No al cessate il fuoco di sette giorni: la battaglia di Aleppo si
sposta a New York dove ieri la risoluzione proposta al Consiglio di
Sicurezza è stata bocciata da Russia e Cina che hanno posto il veto.
Così, in fretta, si chiude il solo tentativo debole e arruffato delle
Nazioni Unite di intervenire politicamente nel conflitto in corso nella
capitale del nord siriana.
Il silenzio assordante dell’Onu fa il paio con quello di
Stati Uniti e Europa che, a parte qualche richiamo spicciolo al rispetto
dei diritti umani, hanno completamente messo all’angolo la Siria e la
sua guerra civile. Tutto in mano alla Russia che fa il bello e il
cattivo tempo e che sta portando Damasco alla vittoria.
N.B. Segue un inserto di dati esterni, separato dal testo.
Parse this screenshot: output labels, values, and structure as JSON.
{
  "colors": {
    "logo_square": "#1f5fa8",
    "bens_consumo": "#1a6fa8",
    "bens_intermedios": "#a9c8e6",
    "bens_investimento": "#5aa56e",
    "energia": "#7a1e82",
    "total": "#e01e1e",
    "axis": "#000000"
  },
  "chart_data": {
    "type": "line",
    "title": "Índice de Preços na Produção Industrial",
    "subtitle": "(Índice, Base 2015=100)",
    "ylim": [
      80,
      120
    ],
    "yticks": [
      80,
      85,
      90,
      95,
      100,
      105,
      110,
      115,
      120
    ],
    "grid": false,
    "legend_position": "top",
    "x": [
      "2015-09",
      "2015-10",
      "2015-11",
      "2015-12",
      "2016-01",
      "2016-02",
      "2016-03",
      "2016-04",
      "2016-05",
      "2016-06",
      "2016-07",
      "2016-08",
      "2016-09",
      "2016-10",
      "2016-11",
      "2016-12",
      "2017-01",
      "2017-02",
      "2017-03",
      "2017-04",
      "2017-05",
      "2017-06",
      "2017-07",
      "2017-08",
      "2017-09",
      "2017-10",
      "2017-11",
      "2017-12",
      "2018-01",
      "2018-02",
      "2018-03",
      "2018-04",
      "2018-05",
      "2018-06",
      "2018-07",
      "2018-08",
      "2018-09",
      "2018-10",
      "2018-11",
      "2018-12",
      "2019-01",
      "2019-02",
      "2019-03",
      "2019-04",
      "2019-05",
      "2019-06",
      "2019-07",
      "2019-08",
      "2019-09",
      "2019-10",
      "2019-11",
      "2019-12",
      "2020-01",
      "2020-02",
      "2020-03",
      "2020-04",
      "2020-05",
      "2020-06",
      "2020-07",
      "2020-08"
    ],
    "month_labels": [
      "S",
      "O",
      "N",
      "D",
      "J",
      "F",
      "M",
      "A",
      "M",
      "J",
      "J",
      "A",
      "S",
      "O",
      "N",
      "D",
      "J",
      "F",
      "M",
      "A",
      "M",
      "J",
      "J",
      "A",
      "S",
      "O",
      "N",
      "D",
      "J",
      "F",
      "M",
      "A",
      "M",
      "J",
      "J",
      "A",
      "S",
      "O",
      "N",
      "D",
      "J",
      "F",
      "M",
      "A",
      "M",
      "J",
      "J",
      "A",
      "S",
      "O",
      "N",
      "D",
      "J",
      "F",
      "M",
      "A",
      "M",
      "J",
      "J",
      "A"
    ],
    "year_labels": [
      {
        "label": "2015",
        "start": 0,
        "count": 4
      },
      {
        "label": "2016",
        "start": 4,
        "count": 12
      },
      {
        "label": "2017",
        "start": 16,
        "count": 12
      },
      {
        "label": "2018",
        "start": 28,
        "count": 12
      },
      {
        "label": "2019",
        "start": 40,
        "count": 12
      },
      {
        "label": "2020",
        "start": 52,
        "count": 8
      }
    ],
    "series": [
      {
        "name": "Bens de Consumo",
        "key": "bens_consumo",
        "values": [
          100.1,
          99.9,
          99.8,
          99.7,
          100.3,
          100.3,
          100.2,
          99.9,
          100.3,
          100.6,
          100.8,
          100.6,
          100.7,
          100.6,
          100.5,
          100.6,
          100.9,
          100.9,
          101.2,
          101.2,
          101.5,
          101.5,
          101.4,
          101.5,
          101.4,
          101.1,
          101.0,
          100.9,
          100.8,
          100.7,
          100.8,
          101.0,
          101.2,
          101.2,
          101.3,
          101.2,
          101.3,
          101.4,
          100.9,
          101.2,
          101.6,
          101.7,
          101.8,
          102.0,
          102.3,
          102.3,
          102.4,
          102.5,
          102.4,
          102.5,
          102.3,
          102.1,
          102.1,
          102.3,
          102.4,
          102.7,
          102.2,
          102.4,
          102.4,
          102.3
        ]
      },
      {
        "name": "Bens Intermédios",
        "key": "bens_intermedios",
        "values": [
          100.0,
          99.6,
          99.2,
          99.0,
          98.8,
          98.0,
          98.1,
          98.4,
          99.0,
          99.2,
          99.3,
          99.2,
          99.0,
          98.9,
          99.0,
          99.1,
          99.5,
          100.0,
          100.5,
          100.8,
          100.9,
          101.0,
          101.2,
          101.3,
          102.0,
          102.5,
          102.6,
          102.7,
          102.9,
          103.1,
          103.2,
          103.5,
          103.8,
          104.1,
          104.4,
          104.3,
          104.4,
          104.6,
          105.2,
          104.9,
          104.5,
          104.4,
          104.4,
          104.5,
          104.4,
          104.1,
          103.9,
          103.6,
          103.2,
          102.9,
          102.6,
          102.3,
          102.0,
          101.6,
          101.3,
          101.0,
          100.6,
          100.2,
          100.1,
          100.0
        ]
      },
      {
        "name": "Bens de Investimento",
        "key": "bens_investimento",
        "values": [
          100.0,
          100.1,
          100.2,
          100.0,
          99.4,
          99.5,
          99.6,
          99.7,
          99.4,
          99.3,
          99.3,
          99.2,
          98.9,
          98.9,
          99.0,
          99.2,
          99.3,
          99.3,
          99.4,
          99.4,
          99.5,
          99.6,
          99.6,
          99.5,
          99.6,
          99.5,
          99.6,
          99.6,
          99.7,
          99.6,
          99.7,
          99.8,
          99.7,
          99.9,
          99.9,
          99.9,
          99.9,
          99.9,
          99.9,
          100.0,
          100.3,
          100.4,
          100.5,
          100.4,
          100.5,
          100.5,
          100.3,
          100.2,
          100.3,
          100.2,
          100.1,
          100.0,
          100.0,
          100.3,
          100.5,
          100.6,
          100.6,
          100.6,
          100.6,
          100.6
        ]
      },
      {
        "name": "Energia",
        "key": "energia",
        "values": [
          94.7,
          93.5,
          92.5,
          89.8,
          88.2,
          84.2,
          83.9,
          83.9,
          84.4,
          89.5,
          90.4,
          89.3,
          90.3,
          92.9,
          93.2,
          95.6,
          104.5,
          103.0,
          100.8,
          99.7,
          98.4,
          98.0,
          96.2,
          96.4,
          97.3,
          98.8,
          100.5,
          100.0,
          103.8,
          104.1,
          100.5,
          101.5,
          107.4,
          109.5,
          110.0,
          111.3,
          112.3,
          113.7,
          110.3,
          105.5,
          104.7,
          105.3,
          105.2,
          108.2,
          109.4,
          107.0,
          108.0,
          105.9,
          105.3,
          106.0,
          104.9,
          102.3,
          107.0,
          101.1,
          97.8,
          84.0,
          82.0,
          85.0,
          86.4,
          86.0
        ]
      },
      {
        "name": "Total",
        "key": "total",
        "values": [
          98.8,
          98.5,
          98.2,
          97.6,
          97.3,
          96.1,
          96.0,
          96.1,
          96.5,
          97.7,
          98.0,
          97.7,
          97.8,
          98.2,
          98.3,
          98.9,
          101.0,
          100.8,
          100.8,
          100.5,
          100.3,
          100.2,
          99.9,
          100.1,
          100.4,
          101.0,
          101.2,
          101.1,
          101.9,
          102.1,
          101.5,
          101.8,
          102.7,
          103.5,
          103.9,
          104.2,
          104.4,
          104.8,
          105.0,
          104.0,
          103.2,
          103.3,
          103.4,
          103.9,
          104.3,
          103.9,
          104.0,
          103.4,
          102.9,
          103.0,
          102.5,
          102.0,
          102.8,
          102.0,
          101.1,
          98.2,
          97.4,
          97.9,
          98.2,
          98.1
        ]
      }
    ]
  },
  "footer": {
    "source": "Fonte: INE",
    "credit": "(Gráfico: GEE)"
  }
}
L’amministrazione Obama, in chiusura di mandato, non pare intenzionata a
spendersi oltre lasciando la patata bollente al successore, dichiarato
putiniano. L’Unione Europea sul pezzo non c’è mai stata, limitandosi a
ignorare il dramma dei rifugiati pagando fior di miliardi alla Turchia.
Ieri il veto all’Onu non è nulla di nuovo o inaspettato. La
Russia sa di essere ad un passo dalla vittoria e pone le sue condizioni:
no ad un cessate il fuoco ora ma solo quando le opposizioni
accetteranno la resa. Lo ha spiegato il ministro degli Esteri
russo Lavrov al segretario di Stato Usa Kerry a cui ha presentato il suo
piano: accordo con i “ribelli”, individuazione delle vie di transito e
dei tempi dell’evacuazione e solo dopo la tregua.
Dopotutto né Mosca né Damasco hanno fretta: in poche
settimane hanno ripreso quasi il 70% di Aleppo est, accerchiando su ogni
lato le opposizioni armate e tagliando le vie di rifornimento.
Un cessate il fuoco adesso permetterebbe ai “ribelli” di riorganizzarsi
nel momento in cui stanno perdendo tutto: terreno, armi e anche scudi,
con la fuga di oltre 31mila civili che con l’avanzata del governo sono
riusciti ad uscire dall’assedio interno ed esterno che li ha soffocati
per quattro anni. Colpiti dal cielo dall’aviazione governativa,
intrappolati a terra dai gruppi armati.
Le opposizioni provano a tenere insieme i pezzi, unendosi in una
nuova coalizione, l’Esercito di Aleppo. Ma sono consapevoli della
prossima sconfitta. Per questo hanno accettato di dialogare con
la Russia, tramite la mediazione dell’alleato della prima ora, la
Turchia, ma quel negoziato non sta portando da nessuna parte: ieri i
“ribelli” hanno detto di no alla resa e all’evacuazione, nonostante il
governo si sia nel frattempo ripreso altri quartieri portandosi a 800
metri dalla cittadella.
L’idea russa è un accordo sulla falsa riga di quelli di Daraya a
Damasco o al-Waer a Homs: il governo garantisce l’uscita in sicurezza
dei miliziani e le famiglie, la messa a disposizione di autobus diretti a
Idlib, distretto quasi del tutto in mano all’ex al-Nusra, e la ripresa
del sobborgo da parte delle truppe governative. Ad oggi tutti i
“ribelli” arresi sono finiti tutti a Idlib, per una ragione precisa: da
tempo Assad, non potendo sradicare del tutto la presenza dei gruppi
armati, ha individuato nella creazione di enclavi la soluzione al
momento migliore. Infilare i miliziani in zone precise,
definite, circondate da territori in mano governativa, così da impedire
loro di muoversi e portandoli così a morte naturale.
Resta da vedere quando resisteranno ad Aleppo est. La situazione dei civili è ogni giorno più drammatica: fonti
locali parlano di 310 civili uccisi dall’inizio delle operazioni
governative, a novembre, ad Aleppo est e quasi 100 ad Aleppo ovest,
uccisi dai missili e gli attacchi dei miliziani. Acqua potabile e cibo
sono introvabili, di ospedali non ne esistono praticamente più.
Ieri è stata Mosca ad accusare i “ribelli” di aver colpito una clinica:
razzi hanno colpito un ospedale da campo russo appena arrivato a ovest,
uccidendo due infermieri e ferendo due medici.